Data contracts: what inputs look like

This page explains Data contracts: what inputs look like and how it fits into the RecSys suite.

Who this is for

Integrators and anyone who needs to produce valid input logs.

What you will get

  • The minimum required fields for each input type
  • How the joins work
  • Small example records

recsys-eval uses JSON Schemas for validation:

  • schemas/exposure.v1.json
  • schemas/outcome.v1.json
  • schemas/assignment.v1.json
  • api/schemas/report.v1.json
  • api/schemas/decision.v1.json

Use the validate command before doing anything else:

recsys-eval validate --schema exposure.v1 --input exposures.jsonl
recsys-eval validate --schema outcome.v1 --input outcomes.jsonl
recsys-eval validate --schema assignment.v1 --input assignments.jsonl

Record formats

Exposure (what was shown)

Purpose:

  • describes what items were recommended and in what order
  • provides context for segment slicing
  • acts as the "left side" of joins

Join key:

  • request_id (required)

Minimal example (illustrative, not exhaustive):

{
  "request_id": "req_123",
  "tenant": "demo",
  "surface": "home",
  "user_id": "u_42",
  "timestamp": "2026-01-27T12:00:00Z",
  "items": [
    {"item_id": "A", "rank": 1},
    {"item_id": "B", "rank": 2}
  ]
}

Notes:

  • For OPE, exposures may also include propensities. See docs/OPE.md.

Outcome (what the user did)

Purpose:

  • records the behavior you care about: click, conversion, etc.

Join key:

  • request_id (required)

Minimal example:

{
  "request_id": "req_123",
  "event": "click",
  "item_id": "B",
  "timestamp": "2026-01-27T12:00:05Z"
}

Assignment (experiment bucket)

Purpose:

  • tells which variant a request/user belongs to (control vs candidate)

Join key:

  • request_id (required in this dataset contract)

Minimal example:

{
  "request_id": "req_123",
  "experiment_id": "exp_home_rank_v3",
  "variant": "control"
}

Interleaving datasets

Interleaving mode uses a different dataset config:

  • ranker_a results
  • ranker_b results
  • outcomes (often clicks)

See configs/examples/dataset.interleaving.jsonl.yaml for the wiring.
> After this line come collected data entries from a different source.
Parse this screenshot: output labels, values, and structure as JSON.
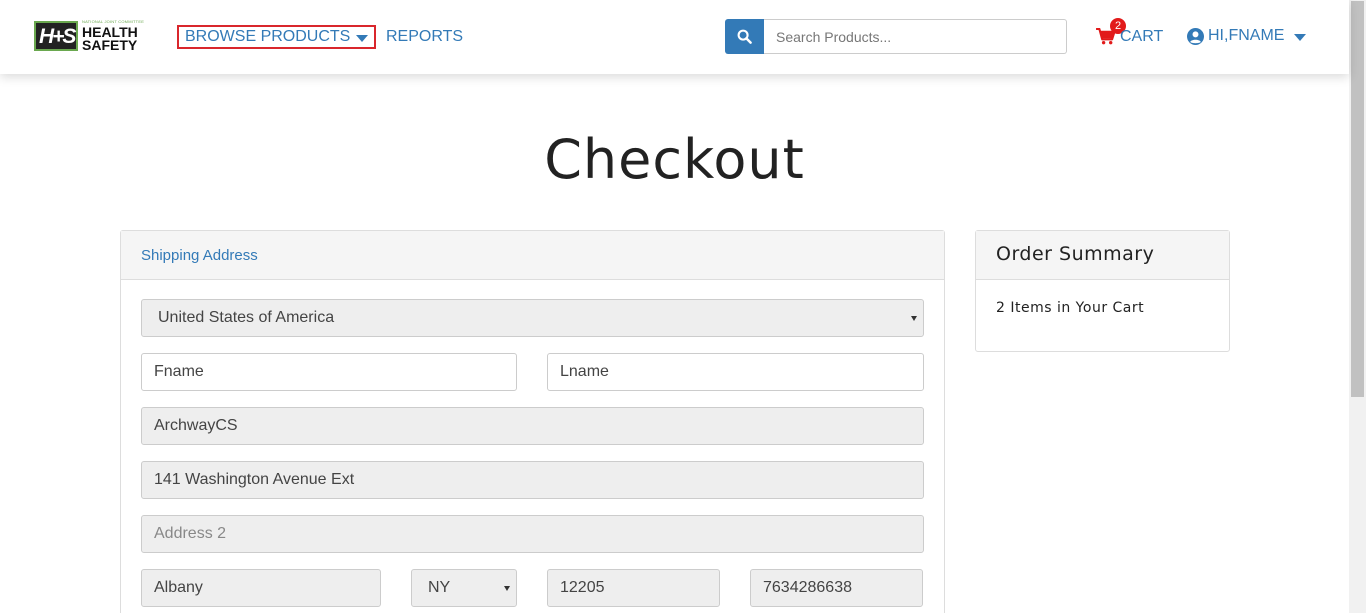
{
  "header": {
    "logo": {
      "small_text": "NATIONAL JOINT COMMITTEE",
      "line1": "HEALTH",
      "line2": "SAFETY",
      "monogram": "H+S"
    },
    "nav": {
      "browse_label": "BROWSE PRODUCTS",
      "reports_label": "REPORTS"
    },
    "search": {
      "placeholder": "Search Products...",
      "icon": "search-icon"
    },
    "cart": {
      "label": "CART",
      "count": "2",
      "icon": "shopping-cart-icon"
    },
    "user": {
      "label": "HI,FNAME",
      "icon": "user-circle-icon"
    }
  },
  "page": {
    "title": "Checkout"
  },
  "shipping": {
    "heading": "Shipping Address",
    "country": "United States of America",
    "first_name": "Fname",
    "last_name": "Lname",
    "company": "ArchwayCS",
    "address1": "141 Washington Avenue Ext",
    "address2_placeholder": "Address 2",
    "city": "Albany",
    "state": "NY",
    "zip": "12205",
    "phone": "7634286638"
  },
  "summary": {
    "heading": "Order Summary",
    "items_text": "2 Items in Your Cart"
  },
  "colors": {
    "link": "#337ab7",
    "accent_red": "#d9262c",
    "badge": "#e21a1a",
    "logo_green": "#6aa84f"
  }
}
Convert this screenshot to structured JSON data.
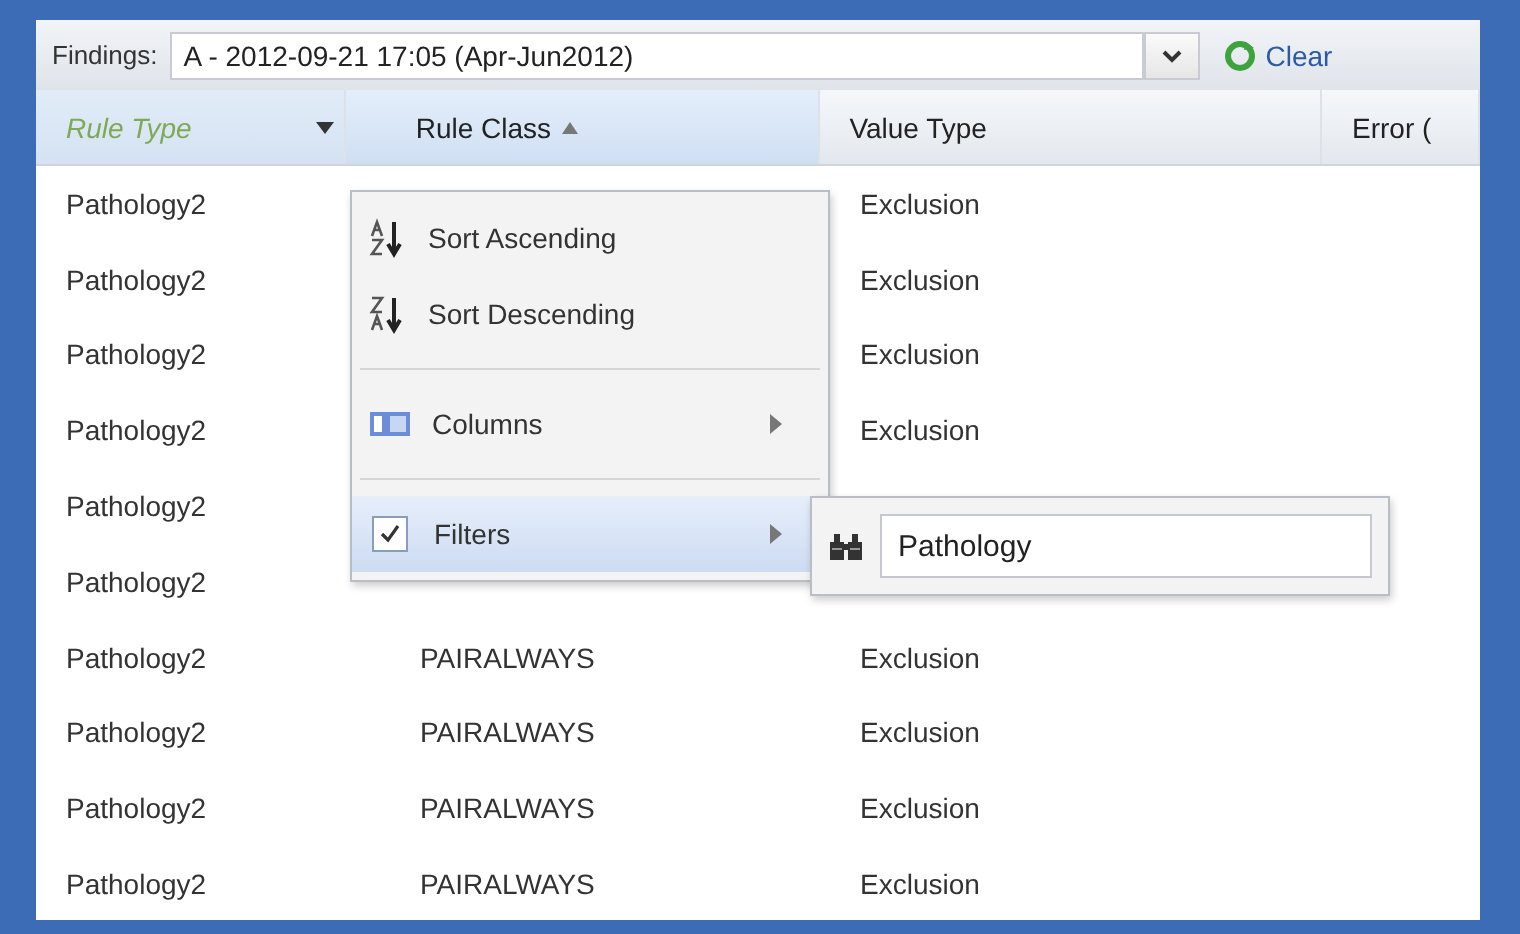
{
  "toolbar": {
    "label": "Findings:",
    "combo_value": "A - 2012-09-21 17:05 (Apr-Jun2012)",
    "clear_button": "Clear"
  },
  "table": {
    "columns": [
      {
        "label": "Rule Type",
        "filtered": true,
        "sorted_ascending": false,
        "menu_open": true
      },
      {
        "label": "Rule Class",
        "filtered": false,
        "sorted_ascending": true,
        "menu_open": false
      },
      {
        "label": "Value Type",
        "filtered": false,
        "sorted_ascending": false,
        "menu_open": false
      },
      {
        "label": "Error (",
        "filtered": false,
        "sorted_ascending": false,
        "menu_open": false
      }
    ],
    "rows": [
      {
        "cells": [
          "Pathology2",
          null,
          "Exclusion"
        ]
      },
      {
        "cells": [
          "Pathology2",
          null,
          "Exclusion"
        ]
      },
      {
        "cells": [
          "Pathology2",
          null,
          "Exclusion"
        ]
      },
      {
        "cells": [
          "Pathology2",
          null,
          "Exclusion"
        ]
      },
      {
        "cells": [
          "Pathology2",
          null,
          null
        ]
      },
      {
        "cells": [
          "Pathology2",
          null,
          null
        ]
      },
      {
        "cells": [
          "Pathology2",
          "PAIRALWAYS",
          "Exclusion"
        ]
      },
      {
        "cells": [
          "Pathology2",
          "PAIRALWAYS",
          "Exclusion"
        ]
      },
      {
        "cells": [
          "Pathology2",
          "PAIRALWAYS",
          "Exclusion"
        ]
      },
      {
        "cells": [
          "Pathology2",
          "PAIRALWAYS",
          "Exclusion"
        ]
      }
    ]
  },
  "column_menu": {
    "items": [
      {
        "kind": "sort-asc",
        "label": "Sort Ascending",
        "selected": false,
        "submenu": false
      },
      {
        "kind": "sort-desc",
        "label": "Sort Descending",
        "selected": false,
        "submenu": false
      },
      {
        "kind": "separator"
      },
      {
        "kind": "columns",
        "label": "Columns",
        "selected": false,
        "submenu": true
      },
      {
        "kind": "separator"
      },
      {
        "kind": "check",
        "label": "Filters",
        "checked": true,
        "selected": true,
        "submenu": true
      }
    ]
  },
  "filter_submenu": {
    "value": "Pathology"
  }
}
Join expectations and quality signals

Good joins are boring. Bad joins destroy trust.

In reports, look for:

  • match rate: how many exposures have outcomes
  • duplicate request_id rates
  • timestamp anomalies
  • missing tenant/surface fields (kills segmentation)

If joins look wrong, stop and fix instrumentation. Do not "tune metrics".